Section 857: REIT Taxation and Shareholder Rules
Explore the tax framework of Section 857, which connects a REIT's operational requirements to the specific tax consequences for its shareholders.
Explore the tax framework of Section 857, which connects a REIT's operational requirements to the specific tax consequences for its shareholders.
A Real Estate Investment Trust (REIT) is an entity that owns, operates, or finances income-producing real estate. REITs receive special tax treatment under the Internal Revenue Code, allowing them to function like a mutual fund for real estate. This structure provides a way for individuals to invest in large-scale properties. The tax rules are designed to pass benefits through to investors by governing how the entity qualifies and how shareholders are taxed.
An entity must satisfy a series of tests, primarily found in Internal Revenue Code Section 856, to qualify for and maintain its status as a REIT. These requirements ensure the entity is focused on real estate activities and that its ownership is widely dispersed, addressing its organization, income sources, and asset composition.
A REIT must be organized as a taxable U.S. corporation, association, or trust. It must be managed by a board of directors or trustees, and its shares must be fully transferable. After its first year, a REIT must have at least 100 shareholders. To prevent concentrated ownership, no more than 50% of its shares can be held by five or fewer individuals during the last half of the taxable year.
A REIT must meet two annual income tests to demonstrate its focus on passive real estate investments. The 75% income test requires at least 75% of the REIT’s gross income to be from real estate-related sources, including rents from real property, interest on mortgages secured by real property, and gains from the sale of certain real estate assets. The 95% income test mandates that at least 95% of gross income must come from sources qualifying for the 75% test, plus other passive income like dividends and interest from non-real estate sources.
A REIT must satisfy several asset tests at the close of each quarter. The 75% asset test requires that at least 75% of the value of the REIT’s total assets consist of real estate assets, cash, and government securities. The remaining 25% of assets are subject to diversification rules.

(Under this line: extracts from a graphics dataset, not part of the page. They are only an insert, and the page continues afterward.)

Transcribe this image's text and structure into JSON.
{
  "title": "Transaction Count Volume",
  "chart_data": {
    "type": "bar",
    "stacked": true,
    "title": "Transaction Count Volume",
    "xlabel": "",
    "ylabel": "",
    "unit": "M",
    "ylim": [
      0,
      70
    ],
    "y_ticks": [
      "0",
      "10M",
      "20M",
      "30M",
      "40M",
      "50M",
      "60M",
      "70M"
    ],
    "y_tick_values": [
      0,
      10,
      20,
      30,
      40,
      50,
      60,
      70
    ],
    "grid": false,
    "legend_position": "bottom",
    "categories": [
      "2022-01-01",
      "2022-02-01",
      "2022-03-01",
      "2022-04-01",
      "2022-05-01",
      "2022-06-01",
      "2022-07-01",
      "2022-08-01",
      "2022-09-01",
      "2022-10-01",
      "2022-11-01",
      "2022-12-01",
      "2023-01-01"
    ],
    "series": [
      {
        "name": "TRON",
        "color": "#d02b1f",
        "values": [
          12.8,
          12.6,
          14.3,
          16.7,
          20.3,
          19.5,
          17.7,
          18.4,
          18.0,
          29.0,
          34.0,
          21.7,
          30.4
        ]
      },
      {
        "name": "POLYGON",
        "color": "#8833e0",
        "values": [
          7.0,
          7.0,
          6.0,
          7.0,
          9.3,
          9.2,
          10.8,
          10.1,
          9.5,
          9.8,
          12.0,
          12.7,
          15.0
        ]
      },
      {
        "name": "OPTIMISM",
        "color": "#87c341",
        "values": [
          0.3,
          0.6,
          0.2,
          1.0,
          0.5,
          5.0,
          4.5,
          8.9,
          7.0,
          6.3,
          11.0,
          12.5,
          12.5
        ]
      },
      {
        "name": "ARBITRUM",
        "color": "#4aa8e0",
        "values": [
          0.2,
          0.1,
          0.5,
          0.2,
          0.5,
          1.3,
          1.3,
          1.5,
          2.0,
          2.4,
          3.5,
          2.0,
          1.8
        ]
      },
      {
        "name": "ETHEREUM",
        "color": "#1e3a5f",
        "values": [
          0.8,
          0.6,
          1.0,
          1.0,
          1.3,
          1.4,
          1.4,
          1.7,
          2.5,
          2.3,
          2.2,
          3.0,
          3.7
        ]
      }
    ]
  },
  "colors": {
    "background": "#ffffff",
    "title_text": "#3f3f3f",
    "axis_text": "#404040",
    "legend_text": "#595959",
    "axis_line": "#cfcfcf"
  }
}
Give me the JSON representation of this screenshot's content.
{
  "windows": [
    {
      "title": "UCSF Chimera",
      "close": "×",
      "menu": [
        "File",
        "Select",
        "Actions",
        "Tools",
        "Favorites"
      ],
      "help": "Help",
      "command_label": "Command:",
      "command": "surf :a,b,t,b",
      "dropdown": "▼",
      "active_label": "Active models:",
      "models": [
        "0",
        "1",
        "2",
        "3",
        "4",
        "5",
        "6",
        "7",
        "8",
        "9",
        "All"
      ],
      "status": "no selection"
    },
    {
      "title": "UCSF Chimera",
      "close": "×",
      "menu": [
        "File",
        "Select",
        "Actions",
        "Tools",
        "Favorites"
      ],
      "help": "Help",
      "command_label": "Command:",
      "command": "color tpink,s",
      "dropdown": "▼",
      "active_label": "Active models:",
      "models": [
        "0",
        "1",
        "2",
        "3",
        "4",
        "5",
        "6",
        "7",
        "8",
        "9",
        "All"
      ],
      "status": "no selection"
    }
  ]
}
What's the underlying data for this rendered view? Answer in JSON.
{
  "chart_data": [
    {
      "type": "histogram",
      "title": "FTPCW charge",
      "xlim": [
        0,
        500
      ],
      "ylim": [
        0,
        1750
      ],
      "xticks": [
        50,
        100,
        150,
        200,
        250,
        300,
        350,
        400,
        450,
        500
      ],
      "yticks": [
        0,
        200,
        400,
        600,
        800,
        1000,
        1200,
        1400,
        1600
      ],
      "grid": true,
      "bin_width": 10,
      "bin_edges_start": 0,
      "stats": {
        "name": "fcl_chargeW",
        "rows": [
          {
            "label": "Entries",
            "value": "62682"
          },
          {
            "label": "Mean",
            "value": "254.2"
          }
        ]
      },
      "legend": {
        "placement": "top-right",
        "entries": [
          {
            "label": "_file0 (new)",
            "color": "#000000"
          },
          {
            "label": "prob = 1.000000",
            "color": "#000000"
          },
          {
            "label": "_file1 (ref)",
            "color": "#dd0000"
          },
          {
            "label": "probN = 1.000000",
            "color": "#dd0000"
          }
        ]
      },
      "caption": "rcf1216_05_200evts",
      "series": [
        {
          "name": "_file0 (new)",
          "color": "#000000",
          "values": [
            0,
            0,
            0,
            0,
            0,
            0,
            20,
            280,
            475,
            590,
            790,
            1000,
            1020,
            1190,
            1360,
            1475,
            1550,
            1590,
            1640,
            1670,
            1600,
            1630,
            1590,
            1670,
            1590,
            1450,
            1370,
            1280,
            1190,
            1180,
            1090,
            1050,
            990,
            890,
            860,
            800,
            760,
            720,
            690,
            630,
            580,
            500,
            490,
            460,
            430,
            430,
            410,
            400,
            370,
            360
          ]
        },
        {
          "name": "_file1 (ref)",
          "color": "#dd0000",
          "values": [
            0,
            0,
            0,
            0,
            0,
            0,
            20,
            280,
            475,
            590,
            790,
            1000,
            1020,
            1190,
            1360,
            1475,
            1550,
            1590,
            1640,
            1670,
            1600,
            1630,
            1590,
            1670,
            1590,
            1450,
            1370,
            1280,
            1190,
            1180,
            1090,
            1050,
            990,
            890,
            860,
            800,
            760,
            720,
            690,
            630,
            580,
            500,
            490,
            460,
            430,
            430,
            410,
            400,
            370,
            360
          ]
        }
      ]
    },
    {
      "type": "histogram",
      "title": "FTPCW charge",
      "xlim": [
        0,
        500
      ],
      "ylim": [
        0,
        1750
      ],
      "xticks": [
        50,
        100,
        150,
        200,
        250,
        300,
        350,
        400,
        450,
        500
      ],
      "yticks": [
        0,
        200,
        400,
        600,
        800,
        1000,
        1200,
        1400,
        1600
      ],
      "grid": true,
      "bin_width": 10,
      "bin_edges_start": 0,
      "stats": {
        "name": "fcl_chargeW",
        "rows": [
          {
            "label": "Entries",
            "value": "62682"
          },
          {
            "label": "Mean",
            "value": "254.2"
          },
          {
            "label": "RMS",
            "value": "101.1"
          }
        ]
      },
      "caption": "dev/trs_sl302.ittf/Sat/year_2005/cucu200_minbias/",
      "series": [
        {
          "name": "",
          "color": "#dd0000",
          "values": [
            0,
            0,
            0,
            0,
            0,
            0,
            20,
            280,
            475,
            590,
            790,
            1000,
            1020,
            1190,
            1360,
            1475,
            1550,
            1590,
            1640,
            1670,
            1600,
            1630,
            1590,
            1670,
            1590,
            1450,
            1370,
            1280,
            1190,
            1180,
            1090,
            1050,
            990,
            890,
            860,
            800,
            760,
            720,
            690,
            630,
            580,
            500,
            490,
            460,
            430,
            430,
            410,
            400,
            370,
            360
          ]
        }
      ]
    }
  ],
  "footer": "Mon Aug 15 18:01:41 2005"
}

Under these rules, a REIT cannot hold securities from a single issuer that account for more than 5% of its total assets, nor can it own more than 10% of the outstanding voting securities of any one issuer.
A feature of the REIT structure, detailed in Internal Revenue Code Section 857, is the requirement to distribute most of its earnings to shareholders annually. By distributing this income as dividends, the REIT can deduct these payments, avoiding corporate-level tax. The tax liability instead passes to the shareholders who receive the distributions.
To maintain its tax-advantaged status, a REIT must distribute at least 90% of its taxable income to its shareholders annually. This income is calculated before accounting for the dividends paid deduction and excludes any net capital gains. This ensures that nearly all operational profits are passed on to investors.
Distributions are made as dividends, and timing rules provide flexibility. A dividend declared in the final quarter of a year can be treated as paid on December 31, even if paid in January of the next year. A REIT can also declare a dividend in the following year and have it relate back to the prior year’s income to meet the 90% test, provided it is paid before the first regular dividend payment of the current year.
The tax implications for a shareholder depend on the character of the income the REIT generated and distributed. The REIT must inform shareholders of the tax breakdown of their distributions, which is done on Form 1099-DIV.
Distributions are categorized in one of three ways:
If a company fails to meet the qualification or distribution rules, the primary consequence is the loss of its REIT tax status. The disqualification applies to the tax year in which the failure occurred and potentially for subsequent years.
A disqualified REIT is taxed as a standard C corporation, subjecting its income to the corporate tax rate. The entity can no longer deduct dividends paid to shareholders, which results in double taxation where income is taxed at the corporate level and again when distributed to shareholders.
Following a disqualification, an entity is barred from re-electing REIT status for four years. However, the law provides relief for some unintentional failures. For example, if a REIT fails the 90% distribution test, it may use a “deficiency dividend” procedure to make a catch-up distribution in a later year and avoid disqualification for the past year.